John Foss of Somersworth, New Hampshire. A mahogany case tall clock.

This fine example is fitted in a very interesting case. If you looks closely at the shaping of the moldings and the forms used in various elements of the case, it becomes evident that the casemaker was not familiar with the standard case forms. The molding profiles are non traditional. This case is constructed in mahogany and retains an older finish. The rich brown color is excellent. The case is supported by an applied bracket molding that is applied to the bottom of the base. This molding forms the feet as it is cut open in the center. This base is somewhat compressed in relation to the long waist section and the boldly formatted hood as was the tradition of this early form. Just below the lower waist molding is a scalloped design that is applied to the base panel. This is an attractive detail. The waist section is long and narrow. It is simply formed, not having quarter columns which become more commonly found on later case designs. The waist door is tombstone shape and is fitted with an applied molding. Access to the interior of the case is granted through this door. The molded arched bonnet or hood features an unusual crest.
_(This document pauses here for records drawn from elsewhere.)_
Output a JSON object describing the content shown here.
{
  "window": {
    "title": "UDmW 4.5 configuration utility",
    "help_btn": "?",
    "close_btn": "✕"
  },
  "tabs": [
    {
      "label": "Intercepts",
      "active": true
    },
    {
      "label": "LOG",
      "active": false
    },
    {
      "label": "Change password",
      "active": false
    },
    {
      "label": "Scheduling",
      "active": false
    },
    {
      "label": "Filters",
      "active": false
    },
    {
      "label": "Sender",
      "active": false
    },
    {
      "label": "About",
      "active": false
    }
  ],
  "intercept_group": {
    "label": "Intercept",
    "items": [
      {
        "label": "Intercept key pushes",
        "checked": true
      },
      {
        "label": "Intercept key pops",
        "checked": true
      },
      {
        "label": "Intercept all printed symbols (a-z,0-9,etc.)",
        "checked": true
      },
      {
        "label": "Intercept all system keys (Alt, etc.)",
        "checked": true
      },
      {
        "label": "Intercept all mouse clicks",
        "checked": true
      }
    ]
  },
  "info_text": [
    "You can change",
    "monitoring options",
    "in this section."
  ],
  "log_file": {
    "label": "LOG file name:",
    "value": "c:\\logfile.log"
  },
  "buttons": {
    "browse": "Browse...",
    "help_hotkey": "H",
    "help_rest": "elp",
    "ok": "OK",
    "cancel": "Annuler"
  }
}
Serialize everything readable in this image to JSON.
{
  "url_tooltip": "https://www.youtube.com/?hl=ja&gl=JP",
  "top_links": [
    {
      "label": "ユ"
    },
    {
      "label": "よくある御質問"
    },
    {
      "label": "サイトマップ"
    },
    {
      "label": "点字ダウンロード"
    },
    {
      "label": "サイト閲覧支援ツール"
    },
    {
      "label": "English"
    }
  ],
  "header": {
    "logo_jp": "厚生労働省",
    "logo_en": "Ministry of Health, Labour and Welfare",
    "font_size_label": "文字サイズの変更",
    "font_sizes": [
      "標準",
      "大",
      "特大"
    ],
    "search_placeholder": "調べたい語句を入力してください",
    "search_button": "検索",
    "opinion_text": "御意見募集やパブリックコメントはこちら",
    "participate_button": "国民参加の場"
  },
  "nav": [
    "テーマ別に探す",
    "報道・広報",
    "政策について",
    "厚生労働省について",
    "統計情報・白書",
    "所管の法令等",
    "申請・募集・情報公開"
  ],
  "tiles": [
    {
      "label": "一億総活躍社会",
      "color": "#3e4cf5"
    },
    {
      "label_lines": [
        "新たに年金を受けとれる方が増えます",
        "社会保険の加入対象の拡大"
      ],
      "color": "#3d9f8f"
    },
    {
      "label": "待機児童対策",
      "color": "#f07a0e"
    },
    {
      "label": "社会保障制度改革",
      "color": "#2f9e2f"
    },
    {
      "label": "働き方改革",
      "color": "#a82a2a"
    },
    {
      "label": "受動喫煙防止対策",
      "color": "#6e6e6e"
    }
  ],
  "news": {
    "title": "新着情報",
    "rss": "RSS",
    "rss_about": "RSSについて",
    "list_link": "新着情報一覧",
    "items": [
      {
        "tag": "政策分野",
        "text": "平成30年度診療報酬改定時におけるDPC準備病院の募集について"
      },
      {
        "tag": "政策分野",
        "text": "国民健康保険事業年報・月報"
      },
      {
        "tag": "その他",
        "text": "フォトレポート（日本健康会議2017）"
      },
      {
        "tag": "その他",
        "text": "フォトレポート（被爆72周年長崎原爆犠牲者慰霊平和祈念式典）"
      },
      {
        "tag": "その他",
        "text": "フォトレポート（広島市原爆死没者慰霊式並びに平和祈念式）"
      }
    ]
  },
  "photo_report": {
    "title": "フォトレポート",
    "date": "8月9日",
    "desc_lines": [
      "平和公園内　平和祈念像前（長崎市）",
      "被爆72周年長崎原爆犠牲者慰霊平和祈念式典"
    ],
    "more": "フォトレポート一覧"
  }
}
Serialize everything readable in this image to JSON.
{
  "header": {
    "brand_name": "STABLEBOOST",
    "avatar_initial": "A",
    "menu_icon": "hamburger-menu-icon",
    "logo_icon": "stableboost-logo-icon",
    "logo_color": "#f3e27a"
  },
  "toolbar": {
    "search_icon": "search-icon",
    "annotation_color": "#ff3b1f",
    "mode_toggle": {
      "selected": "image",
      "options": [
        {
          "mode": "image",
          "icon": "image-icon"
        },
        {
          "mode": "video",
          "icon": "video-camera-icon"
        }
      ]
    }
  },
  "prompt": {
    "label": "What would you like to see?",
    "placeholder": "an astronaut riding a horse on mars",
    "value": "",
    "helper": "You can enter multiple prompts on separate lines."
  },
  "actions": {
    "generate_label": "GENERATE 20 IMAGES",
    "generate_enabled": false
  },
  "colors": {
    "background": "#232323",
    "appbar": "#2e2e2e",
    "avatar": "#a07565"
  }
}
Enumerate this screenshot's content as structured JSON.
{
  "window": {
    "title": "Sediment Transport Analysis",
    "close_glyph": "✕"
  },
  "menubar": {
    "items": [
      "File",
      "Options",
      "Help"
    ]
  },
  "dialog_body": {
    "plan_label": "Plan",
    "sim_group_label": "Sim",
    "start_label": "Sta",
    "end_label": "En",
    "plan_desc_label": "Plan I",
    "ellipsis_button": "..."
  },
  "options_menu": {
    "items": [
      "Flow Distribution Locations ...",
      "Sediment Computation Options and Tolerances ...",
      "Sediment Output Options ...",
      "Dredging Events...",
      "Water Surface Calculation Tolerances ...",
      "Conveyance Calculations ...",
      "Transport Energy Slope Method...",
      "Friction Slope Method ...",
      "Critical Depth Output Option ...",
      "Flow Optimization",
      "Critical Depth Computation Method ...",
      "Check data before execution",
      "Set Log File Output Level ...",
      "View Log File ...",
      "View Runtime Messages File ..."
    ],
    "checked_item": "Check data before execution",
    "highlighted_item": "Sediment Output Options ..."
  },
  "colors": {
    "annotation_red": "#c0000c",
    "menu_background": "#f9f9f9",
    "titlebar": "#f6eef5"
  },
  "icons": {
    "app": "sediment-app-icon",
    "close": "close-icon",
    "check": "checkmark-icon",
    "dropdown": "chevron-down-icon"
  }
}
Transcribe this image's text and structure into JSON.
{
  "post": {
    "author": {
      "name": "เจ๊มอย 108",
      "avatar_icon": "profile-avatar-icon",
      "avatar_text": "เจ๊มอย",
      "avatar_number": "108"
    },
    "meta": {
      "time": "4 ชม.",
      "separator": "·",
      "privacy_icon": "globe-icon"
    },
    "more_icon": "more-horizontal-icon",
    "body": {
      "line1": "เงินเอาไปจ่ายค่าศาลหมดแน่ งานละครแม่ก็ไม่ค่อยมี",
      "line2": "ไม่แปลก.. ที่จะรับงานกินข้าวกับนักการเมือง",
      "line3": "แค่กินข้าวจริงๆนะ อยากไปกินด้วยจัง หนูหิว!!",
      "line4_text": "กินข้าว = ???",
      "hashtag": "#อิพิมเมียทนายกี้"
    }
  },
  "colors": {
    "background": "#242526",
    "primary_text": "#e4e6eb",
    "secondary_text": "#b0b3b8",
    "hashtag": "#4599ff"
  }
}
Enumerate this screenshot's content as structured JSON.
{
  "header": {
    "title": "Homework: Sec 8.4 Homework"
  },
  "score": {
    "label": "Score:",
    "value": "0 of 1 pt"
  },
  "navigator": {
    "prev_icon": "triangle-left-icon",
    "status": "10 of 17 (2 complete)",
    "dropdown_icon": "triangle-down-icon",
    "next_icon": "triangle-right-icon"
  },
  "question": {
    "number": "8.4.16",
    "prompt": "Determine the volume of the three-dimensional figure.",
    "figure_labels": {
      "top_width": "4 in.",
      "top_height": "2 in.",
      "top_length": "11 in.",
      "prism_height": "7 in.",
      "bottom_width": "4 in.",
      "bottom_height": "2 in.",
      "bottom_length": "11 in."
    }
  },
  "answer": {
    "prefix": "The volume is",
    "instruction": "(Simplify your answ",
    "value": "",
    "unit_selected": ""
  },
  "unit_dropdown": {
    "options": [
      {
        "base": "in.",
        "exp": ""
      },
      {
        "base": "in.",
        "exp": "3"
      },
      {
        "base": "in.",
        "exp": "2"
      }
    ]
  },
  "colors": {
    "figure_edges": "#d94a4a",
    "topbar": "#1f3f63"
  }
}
It is double stepped and is finished in an interesting interpretation or variation of a swan’s neck form. The arches terminate in carved pinwheels. Three turned wooden finials decorate the top. The arch molding is hand carved and the joiners tooling marks are evident. This form is visually supported by four fully turned bonnet columns. All four are smoothly turned, tapered and carved. Wide tombstone shaped side lights are cut into the side of the hood. These openings are fitted with glass and provide visual access to the movement. The bonnet door is arched in form and also fitted with glass. It opens to access the composite brass dial.

This style of dial predates the painted dial form. It is composed of a brass sheet and is decorated with six applied matching cast brass Rococo style spandrels, a centrally fitted name boss in the arch, an engraved time or chapter ring, an engraved seconds register that is sunk into the dial and is trimmed with a scalloped border, an aperture for the calendar day and a matted center. This dial is signed by the maker in the name boss. The engraved decorations that frame this boss are wonderful executed and worth pointing out. The engraved time ring retains a subtle silver cast. Please note the wonderful shaping of the hands.

The movement is constructed in brass and is weight driven. It is designed to run eight days on a full wind and strike each hour on a cast iron bell. The striking system features a rack and snail set up. The cast iron bell is mounted above the movement. The movement is good quality.

This rare clock was made circa 1770. The case stands approximately inches tall (7 feet 7 inches) to the top of the central wooden finial. The bonnet is 19 inches wide and 9.5 inches deep.

About John Foss of Somersworth and Barrington, New Hampshire.

John Foss was born in 1732 and died in 1819. He was the son of Joshua and Lydia (Rand) Foss and was baptized in Rochester, NH on September 18, 1732. According to William D. Knapp and his book Somersworth: An Historical Sketch and Joseph Tate’s Journal 1769-1778 (now located in the New Hampshire Historical Society) John moved to Somersworth which was part of Dover until it became a separate town in 1754. John Foss is recorded as being a pew holder at the time of building a new meeting house in 1772. He also purchased part of the estate of one Ebenezer Wentworth at a venue in 1773. John is noted to have moved from Somersworth to Barrington, New Hampshire on February 14, 1777 and lived there until he died in 1819. He is buried in a family plot located in Locke’s Mills.

John Foss is known to have made both 8-day and 30-hour clocks. All of the current examples known to us are all fitted with brass dials. Another example of his work is pictured in Distin & Bishops, The American Clock on page 33.